6. O Estado não pode ter esse grau de interferência na vida privada dos cidadãos, de fiscalizar o útero das mulheres e obrigar que, uma vez engravidando, mesmo que de maneira não planejada, se tornem mães. O Estado não pode ter o poder decidir o que o indivíduo faz com seu próprio corpo, desde que não prejudique a vida de outros. Desde usar drogas (que é diferente de abusar de drogas e cometer crimes por conta do uso de drogas) a abortar um feto, nada disso interfere na vida de outro ser humano, e portanto não poderia ser criminalizado.
Por outro lado, se adotarmos o princípio de que a sociedade não pode interferir no comportamento de ninguém, desde que esse comportamento não prejudique a outrem, consequentemente torna-se preciso decidir em que momento um feto se torna “alguém” cuja vida passaria a ser de interesse da sociedade proteger. Mas ressaltamos que só consideramos esse princípio válido para uma sociedade que tenha condições de realmente proteger a vida dos seus integrantes. Portanto, essa consideração somente seria válida para uma sociedade que no mínimo tenha passado pelas reformas que mencionamos no ponto 3, não para a sociedade atual, que não respeita a vida de ninguém.
Nessa sociedade hipotética, que tivesse condições de proporcionar uma vida minimamente humana para todos, seria preciso, sim, estabelecer um critério para definir a partir de que momento um feto passa a ser considerado humano, já que nesse momento a defesa da sua vida passa a ser de interesse da sociedade. Um feto na véspera do parto não é um simples feto, não é a mesma coisa que um feto no 3º mês de gestação, já é um bebê humano viável e semiconsciente. A questão a ser respondida então é: a partir de que momento um feto deixa de ser um simples feto? Conforme as pesquisas científicas, os primeiros indícios de atividade cerebral consistente com aquilo que consideramos pensamento ou consciência não acontecem antes do 6º mês de gravidez (ver por exemplo o artigo de Carl Sagan e Ann Druyan, disponível em https://espacosevolutivo.wordpress.com/2013/07/17/aborto/, o qual apresenta uma série de outros elementos relevantes para esse debate).

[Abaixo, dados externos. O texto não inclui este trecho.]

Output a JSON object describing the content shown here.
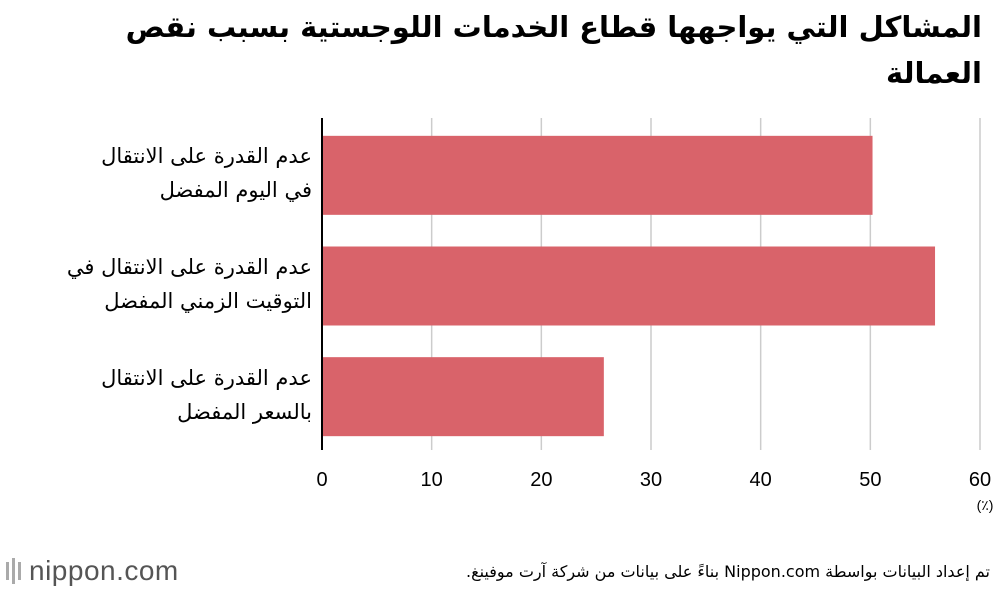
{
  "chart_data": {
    "type": "bar",
    "orientation": "horizontal",
    "title": "المشاكل التي يواجهها قطاع الخدمات اللوجستية بسبب نقص العمالة",
    "categories": [
      "عدم القدرة على الانتقال في اليوم المفضل",
      "عدم القدرة على الانتقال في التوقيت الزمني المفضل",
      "عدم القدرة على الانتقال بالسعر المفضل"
    ],
    "category_lines": [
      [
        "عدم القدرة على الانتقال",
        "في اليوم المفضل"
      ],
      [
        "عدم القدرة على الانتقال في",
        "التوقيت الزمني المفضل"
      ],
      [
        "عدم القدرة على الانتقال",
        "بالسعر المفضل"
      ]
    ],
    "values": [
      50.2,
      55.9,
      25.7
    ],
    "xlim": [
      0,
      60
    ],
    "xticks": [
      "0",
      "10",
      "20",
      "30",
      "40",
      "50",
      "60"
    ],
    "unit": "(٪)",
    "grid": true,
    "bar_color": "#d9636a",
    "grid_color": "#cccccc"
  },
  "footer": {
    "source": "تم إعداد البيانات بواسطة Nippon.com بناءً على بيانات من شركة آرت موفينغ.",
    "logo": "nippon.com"
  }
}
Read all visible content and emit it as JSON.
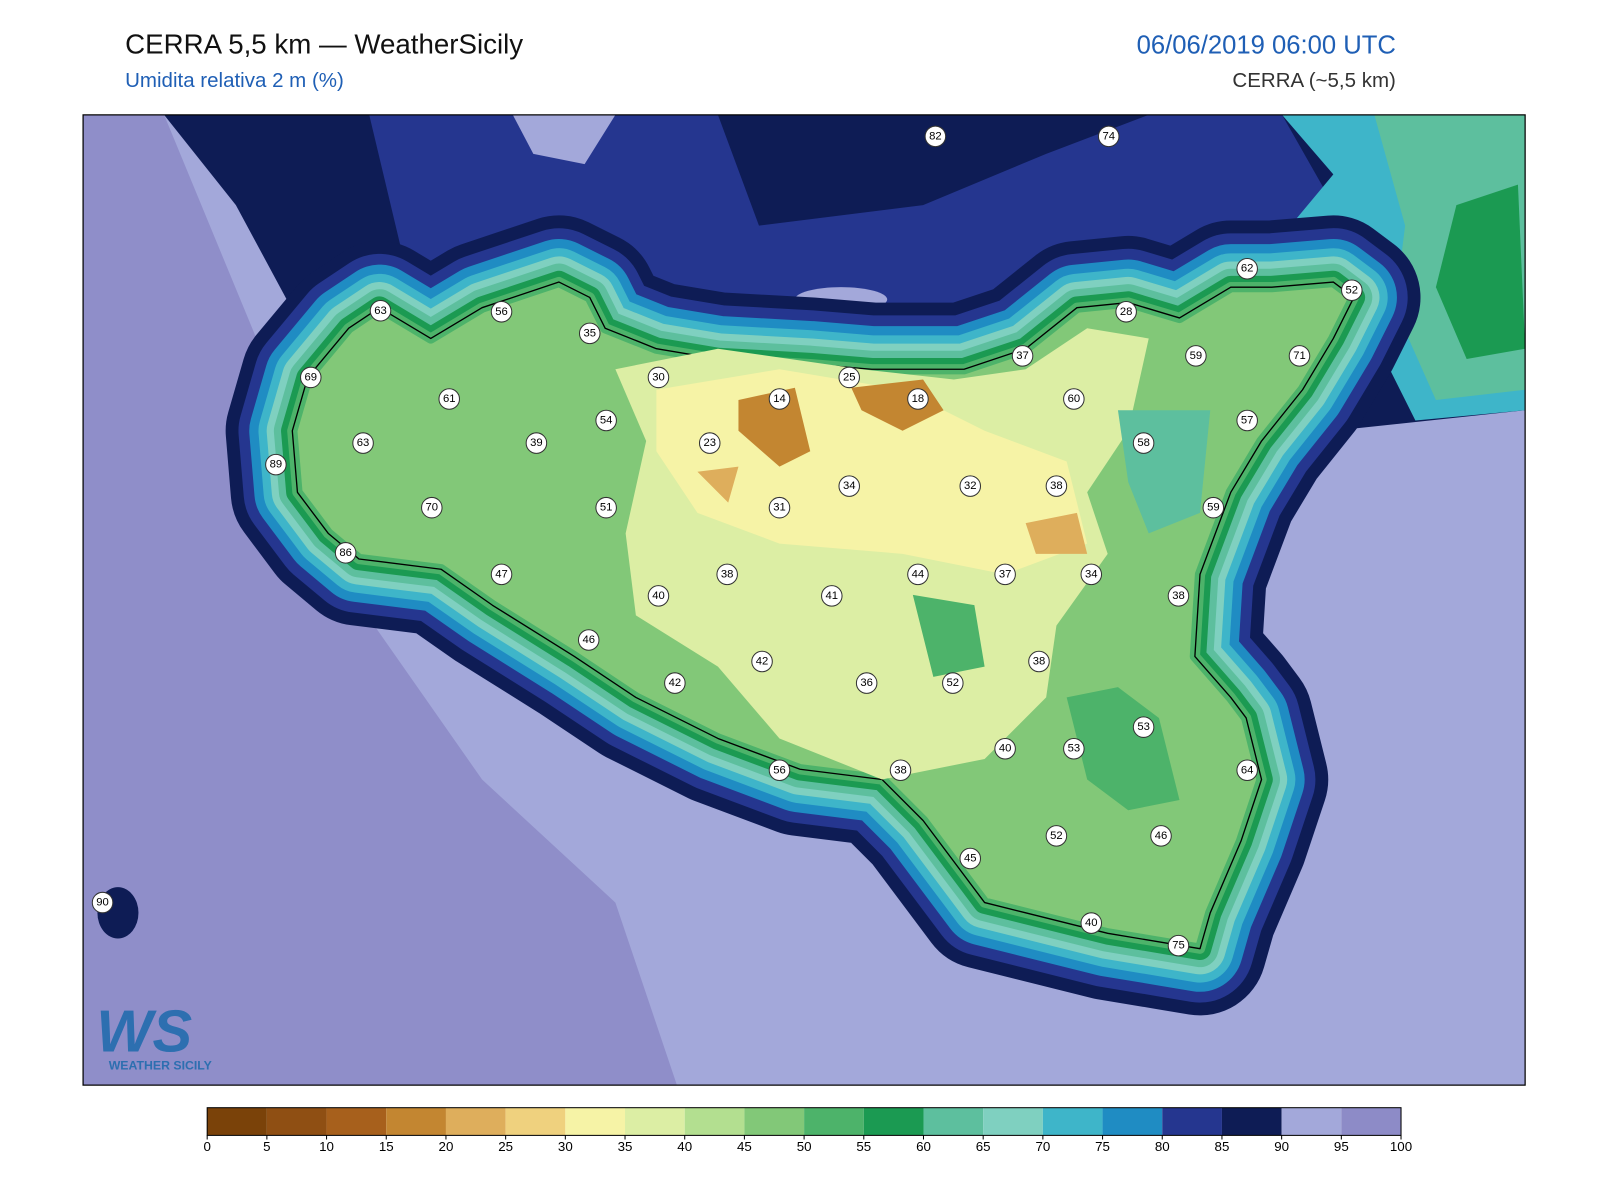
{
  "header": {
    "title": "CERRA 5,5 km — WeatherSicily",
    "subtitle": "Umidita relativa 2 m (%)",
    "datetime": "06/06/2019 06:00 UTC",
    "model": "CERRA (~5,5 km)"
  },
  "logo": {
    "mark": "WS",
    "text": "WEATHER SICILY"
  },
  "stations": [
    82,
    74,
    62,
    52,
    63,
    56,
    35,
    28,
    37,
    59,
    71,
    69,
    30,
    25,
    14,
    18,
    61,
    60,
    54,
    57,
    63,
    39,
    23,
    58,
    89,
    34,
    32,
    38,
    70,
    51,
    31,
    59,
    86,
    47,
    38,
    44,
    37,
    34,
    40,
    41,
    38,
    46,
    42,
    38,
    42,
    36,
    52,
    53,
    40,
    53,
    64,
    56,
    38,
    52,
    46,
    45,
    90,
    40,
    75
  ],
  "colorbar": {
    "ticks": [
      0,
      5,
      10,
      15,
      20,
      25,
      30,
      35,
      40,
      45,
      50,
      55,
      60,
      65,
      70,
      75,
      80,
      85,
      90,
      95,
      100
    ],
    "colors": [
      "#7a4209",
      "#8f4f13",
      "#a7601c",
      "#c38631",
      "#deae5c",
      "#efd17e",
      "#f6f3a6",
      "#dceea4",
      "#b3df90",
      "#82c878",
      "#4db36a",
      "#1b9a52",
      "#5dbf9e",
      "#7fd0c0",
      "#3eb5c9",
      "#1f8cc3",
      "#25368f",
      "#0e1c55",
      "#a3a8da",
      "#8d8bc7"
    ]
  }
}
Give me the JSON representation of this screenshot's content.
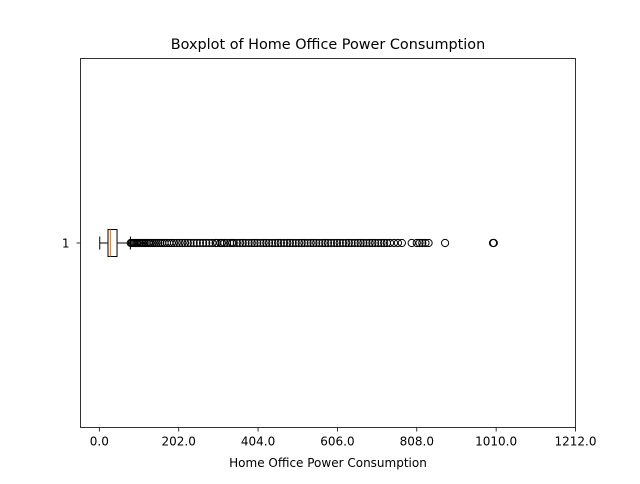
{
  "chart_data": {
    "type": "boxplot",
    "orientation": "horizontal",
    "title": "Boxplot of Home Office Power Consumption",
    "xlabel": "Home Office Power Consumption",
    "ylabel": "",
    "xlim": [
      -48,
      1212
    ],
    "xticks": [
      "0.0",
      "202.0",
      "404.0",
      "606.0",
      "808.0",
      "1010.0",
      "1212.0"
    ],
    "xtick_values": [
      0,
      202,
      404,
      606,
      808,
      1010,
      1212
    ],
    "categories": [
      "1"
    ],
    "boxes": [
      {
        "label": "1",
        "whisker_low": 1,
        "q1": 22,
        "median": 28,
        "q3": 45,
        "whisker_high": 79,
        "outliers": [
          80,
          83,
          86,
          89,
          92,
          95,
          98,
          102,
          106,
          110,
          114,
          118,
          122,
          126,
          130,
          135,
          140,
          145,
          150,
          155,
          160,
          166,
          172,
          178,
          184,
          190,
          197,
          204,
          211,
          218,
          225,
          232,
          240,
          248,
          256,
          264,
          272,
          280,
          288,
          296,
          300,
          308,
          312,
          318,
          325,
          333,
          338,
          342,
          350,
          358,
          365,
          372,
          380,
          388,
          395,
          402,
          410,
          418,
          425,
          432,
          440,
          448,
          455,
          462,
          470,
          478,
          485,
          492,
          500,
          508,
          515,
          522,
          530,
          538,
          545,
          552,
          560,
          568,
          575,
          582,
          590,
          598,
          605,
          612,
          620,
          628,
          635,
          642,
          650,
          658,
          665,
          672,
          680,
          688,
          695,
          702,
          710,
          718,
          725,
          732,
          740,
          750,
          760,
          770,
          795,
          808,
          815,
          822,
          830,
          838,
          880,
          1002,
          1004
        ]
      }
    ],
    "box_face_color": "#ffffff",
    "median_color": "#ff7f0e",
    "line_color": "#000000",
    "grid": false,
    "legend": "none"
  }
}
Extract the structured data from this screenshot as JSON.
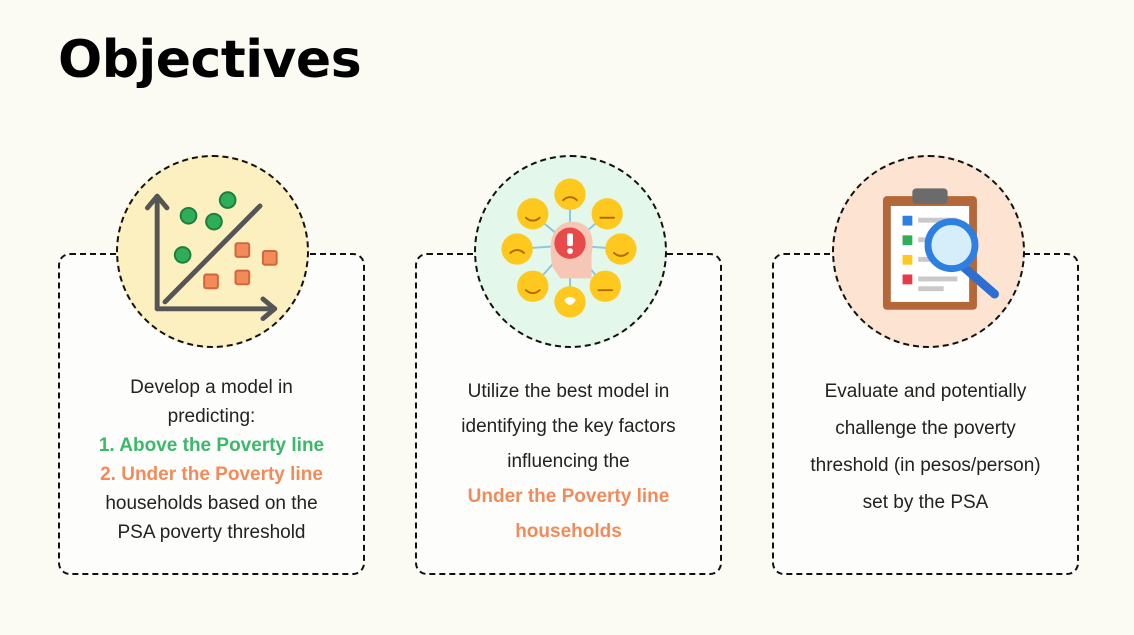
{
  "title": "Objectives",
  "cards": [
    {
      "icon": "scatter-plot-icon",
      "lines": [
        "Develop a model in",
        "predicting:"
      ],
      "item1": "1. Above the Poverty line",
      "item2": "2. Under the Poverty line",
      "after": [
        "households based on the",
        "PSA poverty threshold"
      ]
    },
    {
      "icon": "emotions-head-icon",
      "lines": [
        "Utilize the best model in",
        "identifying the key factors",
        "influencing the"
      ],
      "highlight": [
        "Under the Poverty line",
        "households"
      ]
    },
    {
      "icon": "clipboard-search-icon",
      "lines": [
        "Evaluate and potentially",
        "challenge the poverty",
        "threshold (in pesos/person)",
        "set by the PSA"
      ]
    }
  ],
  "colors": {
    "background": "#fcfbf3",
    "green": "#3db86a",
    "orange": "#f28b5a",
    "circle1": "#fcefc0",
    "circle2": "#e3f7ea",
    "circle3": "#fde3d2"
  }
}
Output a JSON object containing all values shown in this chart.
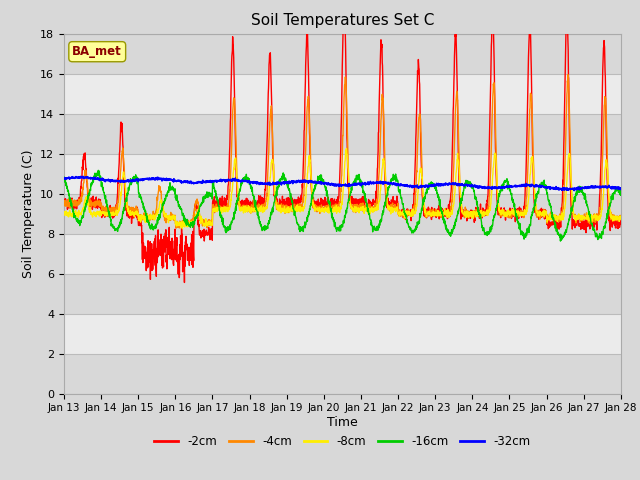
{
  "title": "Soil Temperatures Set C",
  "xlabel": "Time",
  "ylabel": "Soil Temperature (C)",
  "ylim": [
    0,
    18
  ],
  "x_tick_labels": [
    "Jan 13",
    "Jan 14",
    "Jan 15",
    "Jan 16",
    "Jan 17",
    "Jan 18",
    "Jan 19",
    "Jan 20",
    "Jan 21",
    "Jan 22",
    "Jan 23",
    "Jan 24",
    "Jan 25",
    "Jan 26",
    "Jan 27",
    "Jan 28"
  ],
  "annotation": "BA_met",
  "bg_color": "#e8e8e8",
  "grid_color": "#ffffff",
  "series": [
    {
      "label": "-2cm",
      "color": "#ff0000",
      "lw": 1.0
    },
    {
      "label": "-4cm",
      "color": "#ff8800",
      "lw": 1.0
    },
    {
      "label": "-8cm",
      "color": "#ffee00",
      "lw": 1.0
    },
    {
      "label": "-16cm",
      "color": "#00cc00",
      "lw": 1.0
    },
    {
      "label": "-32cm",
      "color": "#0000ff",
      "lw": 1.2
    }
  ]
}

Mas para não ficarmos num terreno puramente hipotético, discutindo sobre o que deveria fazer uma sociedade que tivesse condições de proporcionar uma vida decente para seus integrantes, e lidando com a sociedade que temos em mãos, o princípio a ser reafirmado é de que o Estado não pode ter o direito de interferir na decisão das mulheres sobre seu próprio corpo. Ainda assim, a presente decisão do STF que estamos discutindo abrange apenas abortos realizados antes do 3º mês, o que dá uma margem bastante segura para que se possa considerar que não há nada além de um punhado de células nos fetos abortados, muito distante de um ser com consciência e portanto com direitos. Dessa forma, o direito que deve ser protegido aqui é o das mulheres de decidir sobre seu próprio corpo.